At the Summey Casting Shed, participants can make candles and see different toys of the era. "All of the toys are made of wood," said Dustin Baker, park intern, "so people had to be creative." Children gathered for games of Graces and Corn Hole as they entertained themselves in the fashion of their ancestors.

While mixing the wax for candles, volunteer Elizabeth Dempsey spoke to women about 1800s fashion. Vanity was a concern to the women of the age and Dempsey commented that cosmetic surgery was alive as women would have their bottom rib removed to decrease their waistline. Although that is drastic, Dempsey also stated that the people of the time "were just coming out of the Civil War and people had to be practical. Hoops disappeared, except for special occasions, and no one could afford the fabric and whale bone."
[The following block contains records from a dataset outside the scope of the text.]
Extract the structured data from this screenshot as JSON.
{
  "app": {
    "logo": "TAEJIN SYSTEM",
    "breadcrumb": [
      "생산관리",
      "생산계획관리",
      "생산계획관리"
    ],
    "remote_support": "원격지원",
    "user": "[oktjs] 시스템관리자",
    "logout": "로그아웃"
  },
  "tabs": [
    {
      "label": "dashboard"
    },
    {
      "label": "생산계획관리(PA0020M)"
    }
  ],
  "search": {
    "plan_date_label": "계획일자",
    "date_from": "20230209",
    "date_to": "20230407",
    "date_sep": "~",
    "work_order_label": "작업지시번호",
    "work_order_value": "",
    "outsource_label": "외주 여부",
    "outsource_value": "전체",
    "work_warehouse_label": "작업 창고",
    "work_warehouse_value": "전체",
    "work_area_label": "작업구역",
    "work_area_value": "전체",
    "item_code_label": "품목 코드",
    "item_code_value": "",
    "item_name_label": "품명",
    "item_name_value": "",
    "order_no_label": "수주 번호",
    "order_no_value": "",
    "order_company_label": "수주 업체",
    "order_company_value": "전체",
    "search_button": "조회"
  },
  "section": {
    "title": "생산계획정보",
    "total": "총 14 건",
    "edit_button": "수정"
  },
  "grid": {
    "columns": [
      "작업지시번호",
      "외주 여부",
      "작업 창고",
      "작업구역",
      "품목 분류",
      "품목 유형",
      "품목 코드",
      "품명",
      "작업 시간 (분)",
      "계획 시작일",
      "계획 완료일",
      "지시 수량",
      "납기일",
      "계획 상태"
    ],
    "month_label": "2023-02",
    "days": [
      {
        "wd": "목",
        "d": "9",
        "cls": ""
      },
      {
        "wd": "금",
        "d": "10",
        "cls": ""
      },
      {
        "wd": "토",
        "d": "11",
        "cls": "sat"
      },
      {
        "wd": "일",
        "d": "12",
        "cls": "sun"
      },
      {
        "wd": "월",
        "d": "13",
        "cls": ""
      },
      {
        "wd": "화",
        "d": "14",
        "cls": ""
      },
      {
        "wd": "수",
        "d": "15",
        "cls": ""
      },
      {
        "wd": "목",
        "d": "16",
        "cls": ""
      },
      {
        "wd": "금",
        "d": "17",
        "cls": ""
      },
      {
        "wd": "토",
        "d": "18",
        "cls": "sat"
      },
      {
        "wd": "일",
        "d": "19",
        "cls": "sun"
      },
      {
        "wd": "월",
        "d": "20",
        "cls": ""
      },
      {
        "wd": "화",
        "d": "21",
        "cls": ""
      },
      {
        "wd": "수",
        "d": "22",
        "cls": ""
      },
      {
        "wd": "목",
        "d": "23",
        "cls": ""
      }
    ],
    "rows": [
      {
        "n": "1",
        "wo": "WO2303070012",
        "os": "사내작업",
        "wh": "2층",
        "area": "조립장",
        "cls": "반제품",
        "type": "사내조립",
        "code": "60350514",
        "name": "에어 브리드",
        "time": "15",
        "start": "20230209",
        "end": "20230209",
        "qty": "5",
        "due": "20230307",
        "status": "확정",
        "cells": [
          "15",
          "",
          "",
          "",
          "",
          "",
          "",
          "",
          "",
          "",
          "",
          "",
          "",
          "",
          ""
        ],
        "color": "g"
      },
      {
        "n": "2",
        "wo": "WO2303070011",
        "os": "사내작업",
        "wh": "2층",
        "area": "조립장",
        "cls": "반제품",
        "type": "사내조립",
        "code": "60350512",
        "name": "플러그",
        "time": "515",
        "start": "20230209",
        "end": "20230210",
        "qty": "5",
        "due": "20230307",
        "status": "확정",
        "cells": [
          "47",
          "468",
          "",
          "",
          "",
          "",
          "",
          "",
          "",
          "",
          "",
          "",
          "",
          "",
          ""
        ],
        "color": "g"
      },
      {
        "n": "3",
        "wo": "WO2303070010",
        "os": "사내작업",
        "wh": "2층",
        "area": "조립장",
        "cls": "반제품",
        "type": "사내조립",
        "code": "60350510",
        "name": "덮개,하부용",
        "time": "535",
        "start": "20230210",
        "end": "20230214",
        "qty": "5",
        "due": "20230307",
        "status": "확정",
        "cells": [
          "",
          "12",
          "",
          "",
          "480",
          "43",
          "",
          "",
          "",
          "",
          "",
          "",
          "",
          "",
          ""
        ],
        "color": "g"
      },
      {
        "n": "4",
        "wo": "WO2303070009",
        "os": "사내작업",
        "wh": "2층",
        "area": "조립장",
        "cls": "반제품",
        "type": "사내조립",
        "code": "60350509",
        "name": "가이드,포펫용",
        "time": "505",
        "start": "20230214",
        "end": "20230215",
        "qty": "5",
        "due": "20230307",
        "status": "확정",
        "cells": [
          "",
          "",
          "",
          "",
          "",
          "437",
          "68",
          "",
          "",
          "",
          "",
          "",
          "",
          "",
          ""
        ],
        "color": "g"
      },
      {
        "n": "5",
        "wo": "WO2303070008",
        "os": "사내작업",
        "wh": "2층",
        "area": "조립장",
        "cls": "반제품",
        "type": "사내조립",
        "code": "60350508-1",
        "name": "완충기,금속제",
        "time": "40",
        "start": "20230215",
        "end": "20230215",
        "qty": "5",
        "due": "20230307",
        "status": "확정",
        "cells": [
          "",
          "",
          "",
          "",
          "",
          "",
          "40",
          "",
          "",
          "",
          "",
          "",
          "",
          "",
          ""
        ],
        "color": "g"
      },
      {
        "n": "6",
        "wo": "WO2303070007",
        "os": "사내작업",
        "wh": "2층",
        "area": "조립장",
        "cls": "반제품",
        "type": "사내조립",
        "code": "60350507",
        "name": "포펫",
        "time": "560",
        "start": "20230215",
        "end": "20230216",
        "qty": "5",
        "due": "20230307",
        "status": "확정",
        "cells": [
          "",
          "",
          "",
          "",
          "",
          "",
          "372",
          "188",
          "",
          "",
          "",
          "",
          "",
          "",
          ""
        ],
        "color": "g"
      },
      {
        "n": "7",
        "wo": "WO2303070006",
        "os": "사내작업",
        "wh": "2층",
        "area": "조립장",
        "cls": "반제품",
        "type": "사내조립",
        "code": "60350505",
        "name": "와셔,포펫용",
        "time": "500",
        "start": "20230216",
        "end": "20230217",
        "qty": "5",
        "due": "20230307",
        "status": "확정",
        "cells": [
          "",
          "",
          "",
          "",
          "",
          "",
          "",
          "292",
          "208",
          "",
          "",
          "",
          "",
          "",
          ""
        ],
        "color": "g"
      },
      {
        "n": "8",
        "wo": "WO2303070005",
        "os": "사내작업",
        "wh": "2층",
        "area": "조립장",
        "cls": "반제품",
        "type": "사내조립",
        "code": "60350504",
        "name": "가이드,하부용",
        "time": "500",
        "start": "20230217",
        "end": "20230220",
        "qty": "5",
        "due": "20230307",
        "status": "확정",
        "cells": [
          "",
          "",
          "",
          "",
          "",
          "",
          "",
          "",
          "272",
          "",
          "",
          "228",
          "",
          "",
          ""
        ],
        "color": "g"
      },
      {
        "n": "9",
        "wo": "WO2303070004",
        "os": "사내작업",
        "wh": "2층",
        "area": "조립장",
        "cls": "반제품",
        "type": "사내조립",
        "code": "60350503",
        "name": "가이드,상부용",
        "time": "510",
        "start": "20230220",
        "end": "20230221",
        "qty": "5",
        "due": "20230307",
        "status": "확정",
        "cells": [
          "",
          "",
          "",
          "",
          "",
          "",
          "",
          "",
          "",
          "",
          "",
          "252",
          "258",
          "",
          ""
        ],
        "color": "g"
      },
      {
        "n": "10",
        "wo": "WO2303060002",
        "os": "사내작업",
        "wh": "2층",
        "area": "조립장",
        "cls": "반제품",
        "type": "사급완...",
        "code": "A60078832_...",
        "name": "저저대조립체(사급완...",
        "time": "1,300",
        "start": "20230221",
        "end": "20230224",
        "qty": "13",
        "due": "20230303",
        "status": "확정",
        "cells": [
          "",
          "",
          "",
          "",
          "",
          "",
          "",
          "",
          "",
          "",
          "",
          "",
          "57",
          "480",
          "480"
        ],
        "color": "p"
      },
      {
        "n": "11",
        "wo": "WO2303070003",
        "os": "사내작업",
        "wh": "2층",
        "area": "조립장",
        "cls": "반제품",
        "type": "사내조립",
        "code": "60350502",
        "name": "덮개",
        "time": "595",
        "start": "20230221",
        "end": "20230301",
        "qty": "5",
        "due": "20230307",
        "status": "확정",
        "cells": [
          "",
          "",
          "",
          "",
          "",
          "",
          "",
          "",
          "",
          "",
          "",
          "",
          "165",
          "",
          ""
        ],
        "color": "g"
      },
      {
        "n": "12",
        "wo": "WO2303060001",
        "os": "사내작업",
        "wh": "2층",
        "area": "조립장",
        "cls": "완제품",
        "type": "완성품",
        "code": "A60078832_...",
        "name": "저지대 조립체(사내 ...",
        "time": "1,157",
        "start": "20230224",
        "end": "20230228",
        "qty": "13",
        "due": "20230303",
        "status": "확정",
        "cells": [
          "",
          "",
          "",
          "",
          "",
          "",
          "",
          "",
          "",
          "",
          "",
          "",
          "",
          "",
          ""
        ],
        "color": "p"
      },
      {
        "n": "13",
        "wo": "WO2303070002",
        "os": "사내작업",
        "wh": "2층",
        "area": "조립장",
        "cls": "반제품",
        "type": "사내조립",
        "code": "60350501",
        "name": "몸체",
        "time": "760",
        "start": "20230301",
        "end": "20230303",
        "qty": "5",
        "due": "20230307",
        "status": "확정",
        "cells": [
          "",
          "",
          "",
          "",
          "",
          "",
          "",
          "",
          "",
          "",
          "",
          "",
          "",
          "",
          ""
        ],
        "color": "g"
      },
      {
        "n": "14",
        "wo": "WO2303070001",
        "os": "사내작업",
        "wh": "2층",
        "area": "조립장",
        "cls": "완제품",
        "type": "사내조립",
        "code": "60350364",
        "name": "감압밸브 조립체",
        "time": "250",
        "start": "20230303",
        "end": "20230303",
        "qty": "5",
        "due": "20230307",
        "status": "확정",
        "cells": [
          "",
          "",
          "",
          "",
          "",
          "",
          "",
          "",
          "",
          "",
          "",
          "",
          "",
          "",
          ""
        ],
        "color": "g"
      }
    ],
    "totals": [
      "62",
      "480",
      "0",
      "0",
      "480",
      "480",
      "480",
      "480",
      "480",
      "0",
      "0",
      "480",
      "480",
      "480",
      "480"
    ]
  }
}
As a true re-enactment of the time frame several male volunteers wore Civil War soldier uniforms for their demonstrations of weaponry. Park Resource Manager Steve Hadley stated that black powder would be used during the rifle, musket and canon demonstrations while safety officers would be standing nearby.

Next to the Civil War soldier campsites a small group of women can be found weaving shawls on a triangle loom. Using an "over-under" technique, volunteer Sandy Jusak explained that the loom is easy to create and different triangles could be nailed together to form a larger loom for making blankets.

As the Homestead welcomed spring the rest of the park also thrived with life as enthusiasts could be found swimming, kayaking, fishing, hiking and taking advantage of the benefits of a calm day at Red Top.